A knock sounded on the door and Joel entered, looking scared out of his wits, but trying to appear brave. Dhruv had never seen him so disheveled and downcast since he’d hired him four years ago.
‘It was the stenographer, sir,’ his voice faltered. ‘I glimpsed her hurrying out of the garden gate and caught up with her before she left the compound.’
Ridiculous! A mere stenographer had betrayed his secrets to the enemy? But then, it wasn’t ridiculous at all. In fact, it was brilliant. No one would have suspected a lowly employee, a woman at that… It was possible. If only they could get her to spill the beans about who she was working for…
‘But she had nothing on her, sir. The female staff has frisked her three times over.’ Joel gained confidence from the sound of his own voice. ‘She claims to have plucked the flower as an offering to God, but says she threw it away somewhere near this very place…we looked everywhere she indicated, sir…our security is still searching the entire grounds…’
‘We can’t even sue her, Dhruv…’ Shahi cried in agony, from his perch on the creaking seating. ‘She only plucked a flower. We can’t let out the secret that the specimen is a storehouse of path-breaking research and invention...’
‘It was because of those ambulances that I was too late to stop her from plucking it, sir…’, Joel voice trailed off.
What would they do now?
One foxglove. Just one last foxglove.
‘A girl plucked a flower and hundreds are going to die…’ Shaji’s prediction of doom echoed around the room in the still silence.
‘Dhruv!’ Asha’s voice pierced into his consciousness. ‘How disgusting! Wake up, Dhruv!’
He groaned and opened his eyelids, only to shut them again as a shaft of light sent slivers of pain shooting into his pupils and straight onto his skull.
He recognized the hangover for what it was and tried to tune out Asha’s voice from his hazy mind.
‘You didn’t even remove your shoes, Dhruv!’ She moved around the room, drawing the blinds, dusting the bedcovers around him and tugging the sheets from under his deadbeat form. ‘Couldn’t you have gotten out of your suit and shoes before tumbling into bed?’
Dhruv pulled himself out of the King sized cot and sidled over towards the washroom. He was going to be sick again. When had he finally returned home last night? 1 AM? He couldn’t be sure. He recalled plopping into bed, in the semi-darkness, next to Asha’s supine form…
He vaguely remembered parking his Audi in the garage, because the driver had left for home after waiting for him till 11 PM last night. How had he even driven himself home from the institute? It was only ten minutes away from his bungalow when the traffic was light, but then…what a miracle he was still alive, given his state of mind, he thought, just before he threw up violently into the basin.
‘You know how much I hate it, when you do this on Thursday mornings, Dhruv…’ Asha continued her rant, raising her voice to make herself heard above the din of his torment. ‘Especially when we have our weekly SaiBaba puja too…’

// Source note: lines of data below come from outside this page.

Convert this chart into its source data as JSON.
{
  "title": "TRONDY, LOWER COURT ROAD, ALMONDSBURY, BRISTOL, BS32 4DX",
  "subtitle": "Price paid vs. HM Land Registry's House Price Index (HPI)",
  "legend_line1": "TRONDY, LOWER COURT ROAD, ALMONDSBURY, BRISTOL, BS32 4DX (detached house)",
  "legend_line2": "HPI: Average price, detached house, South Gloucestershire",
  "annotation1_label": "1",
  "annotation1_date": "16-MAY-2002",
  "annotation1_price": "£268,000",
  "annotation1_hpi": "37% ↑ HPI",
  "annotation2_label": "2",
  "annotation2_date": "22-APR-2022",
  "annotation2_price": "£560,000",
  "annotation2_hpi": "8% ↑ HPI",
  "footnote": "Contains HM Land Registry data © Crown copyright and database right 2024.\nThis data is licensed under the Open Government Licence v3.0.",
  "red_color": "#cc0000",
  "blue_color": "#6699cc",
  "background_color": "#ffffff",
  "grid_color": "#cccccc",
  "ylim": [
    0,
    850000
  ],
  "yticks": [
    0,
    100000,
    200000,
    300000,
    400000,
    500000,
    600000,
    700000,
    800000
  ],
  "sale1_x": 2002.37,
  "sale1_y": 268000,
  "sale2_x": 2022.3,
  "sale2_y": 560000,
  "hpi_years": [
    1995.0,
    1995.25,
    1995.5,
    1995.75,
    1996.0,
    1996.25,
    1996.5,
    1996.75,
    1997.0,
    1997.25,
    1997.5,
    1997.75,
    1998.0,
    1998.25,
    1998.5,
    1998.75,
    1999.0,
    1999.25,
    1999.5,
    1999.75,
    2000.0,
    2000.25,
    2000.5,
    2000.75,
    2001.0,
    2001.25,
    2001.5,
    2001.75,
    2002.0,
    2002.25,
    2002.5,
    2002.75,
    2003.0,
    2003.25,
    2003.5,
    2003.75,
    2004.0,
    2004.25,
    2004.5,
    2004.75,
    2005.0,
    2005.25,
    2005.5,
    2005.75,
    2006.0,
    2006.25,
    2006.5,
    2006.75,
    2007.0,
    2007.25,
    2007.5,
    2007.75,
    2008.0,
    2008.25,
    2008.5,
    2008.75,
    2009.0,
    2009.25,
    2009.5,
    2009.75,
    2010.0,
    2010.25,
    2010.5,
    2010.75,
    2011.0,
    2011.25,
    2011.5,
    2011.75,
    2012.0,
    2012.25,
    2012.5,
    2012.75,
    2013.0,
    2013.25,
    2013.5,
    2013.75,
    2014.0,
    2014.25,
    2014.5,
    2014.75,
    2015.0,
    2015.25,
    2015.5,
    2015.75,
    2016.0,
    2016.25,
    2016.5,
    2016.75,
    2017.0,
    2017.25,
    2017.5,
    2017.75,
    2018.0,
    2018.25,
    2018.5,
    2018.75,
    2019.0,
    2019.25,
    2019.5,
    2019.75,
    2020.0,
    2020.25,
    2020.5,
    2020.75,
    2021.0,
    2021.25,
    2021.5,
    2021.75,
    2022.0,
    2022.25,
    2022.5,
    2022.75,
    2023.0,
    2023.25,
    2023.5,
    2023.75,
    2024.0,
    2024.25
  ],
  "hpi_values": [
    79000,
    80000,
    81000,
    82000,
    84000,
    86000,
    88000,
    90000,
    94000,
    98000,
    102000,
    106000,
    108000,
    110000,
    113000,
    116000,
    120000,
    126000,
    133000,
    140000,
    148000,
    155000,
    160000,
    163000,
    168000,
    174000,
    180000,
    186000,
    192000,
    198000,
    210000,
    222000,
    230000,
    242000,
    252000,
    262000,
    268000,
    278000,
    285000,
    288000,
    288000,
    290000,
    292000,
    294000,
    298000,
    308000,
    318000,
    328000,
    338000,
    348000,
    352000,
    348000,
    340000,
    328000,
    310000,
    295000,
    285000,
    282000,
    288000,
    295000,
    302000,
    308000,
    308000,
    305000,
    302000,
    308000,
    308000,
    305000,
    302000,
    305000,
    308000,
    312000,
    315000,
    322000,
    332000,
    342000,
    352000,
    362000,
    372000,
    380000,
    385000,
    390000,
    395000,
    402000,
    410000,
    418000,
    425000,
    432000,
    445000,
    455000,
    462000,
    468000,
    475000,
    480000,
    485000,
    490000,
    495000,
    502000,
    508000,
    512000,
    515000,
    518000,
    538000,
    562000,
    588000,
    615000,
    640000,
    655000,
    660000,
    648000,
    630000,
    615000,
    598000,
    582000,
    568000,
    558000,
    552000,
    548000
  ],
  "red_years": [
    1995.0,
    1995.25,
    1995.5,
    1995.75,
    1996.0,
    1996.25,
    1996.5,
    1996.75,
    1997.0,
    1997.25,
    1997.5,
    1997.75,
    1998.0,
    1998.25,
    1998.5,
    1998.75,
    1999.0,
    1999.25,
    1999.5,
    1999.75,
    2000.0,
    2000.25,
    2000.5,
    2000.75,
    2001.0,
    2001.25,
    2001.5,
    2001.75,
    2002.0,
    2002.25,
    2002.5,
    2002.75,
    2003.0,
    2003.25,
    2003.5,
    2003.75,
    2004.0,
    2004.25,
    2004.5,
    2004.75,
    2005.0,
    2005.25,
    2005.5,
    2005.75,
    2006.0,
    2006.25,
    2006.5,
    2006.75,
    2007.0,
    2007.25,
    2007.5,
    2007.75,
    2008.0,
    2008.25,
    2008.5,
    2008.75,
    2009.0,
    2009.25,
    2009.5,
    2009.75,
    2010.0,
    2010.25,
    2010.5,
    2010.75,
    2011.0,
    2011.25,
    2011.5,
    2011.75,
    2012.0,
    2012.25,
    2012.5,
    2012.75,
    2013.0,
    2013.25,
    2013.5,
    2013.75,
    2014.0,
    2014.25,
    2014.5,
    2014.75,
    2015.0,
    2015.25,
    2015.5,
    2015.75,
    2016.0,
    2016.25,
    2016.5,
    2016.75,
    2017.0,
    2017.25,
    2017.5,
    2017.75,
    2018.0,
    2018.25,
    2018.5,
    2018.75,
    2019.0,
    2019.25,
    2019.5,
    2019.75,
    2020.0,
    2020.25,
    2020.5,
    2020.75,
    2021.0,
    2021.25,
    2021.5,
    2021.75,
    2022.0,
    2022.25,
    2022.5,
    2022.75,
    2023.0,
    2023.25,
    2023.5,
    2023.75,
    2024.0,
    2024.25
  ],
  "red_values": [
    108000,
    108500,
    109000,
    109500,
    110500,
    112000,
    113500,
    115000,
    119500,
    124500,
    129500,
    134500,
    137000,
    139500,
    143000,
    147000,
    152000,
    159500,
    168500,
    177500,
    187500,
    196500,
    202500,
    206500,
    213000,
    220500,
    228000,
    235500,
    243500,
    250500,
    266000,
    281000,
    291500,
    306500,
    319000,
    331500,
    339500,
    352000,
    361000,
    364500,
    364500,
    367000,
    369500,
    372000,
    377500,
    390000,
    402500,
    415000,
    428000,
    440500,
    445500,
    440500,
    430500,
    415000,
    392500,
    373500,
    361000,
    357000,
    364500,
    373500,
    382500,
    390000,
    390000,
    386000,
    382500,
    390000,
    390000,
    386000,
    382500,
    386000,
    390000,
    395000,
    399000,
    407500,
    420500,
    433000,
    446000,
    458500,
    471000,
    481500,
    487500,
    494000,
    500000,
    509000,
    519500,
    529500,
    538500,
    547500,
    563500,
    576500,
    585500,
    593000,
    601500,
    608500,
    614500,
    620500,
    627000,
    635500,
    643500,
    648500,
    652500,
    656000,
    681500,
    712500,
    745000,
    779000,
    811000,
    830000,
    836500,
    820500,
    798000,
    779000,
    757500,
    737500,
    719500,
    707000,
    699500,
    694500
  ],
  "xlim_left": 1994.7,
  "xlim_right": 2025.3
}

Dhruv heaved again, coughing out the remnants of last night’s distress-binge.
‘You barely notice the trouble I take over the decorations,’ Asha continued. ‘And what is that bell-like flower I found on the top of your car, Dhruv? It’s so cute, a perfect yellow too, the maid found it when she went to sweep the garage this morning and brought it in because it is so pretty…’ she almost smiled as she turned towards the washroom, only to face the door, which had been shut firmly on her face. She heard the sound of running water and realized that Dhruv had long since begun his shower.
Asha sighed and left the bedroom. She headed to the kitchen and placed some kheer into a silver bowl for the ritual offering. She entered the puja room and placed the kheer in front of the idol. She smiled benignly, as she rearranged the soft yellow-orange petals of the bell on Sai Baba’s head and proceeded to open her prayer books to begin her chants.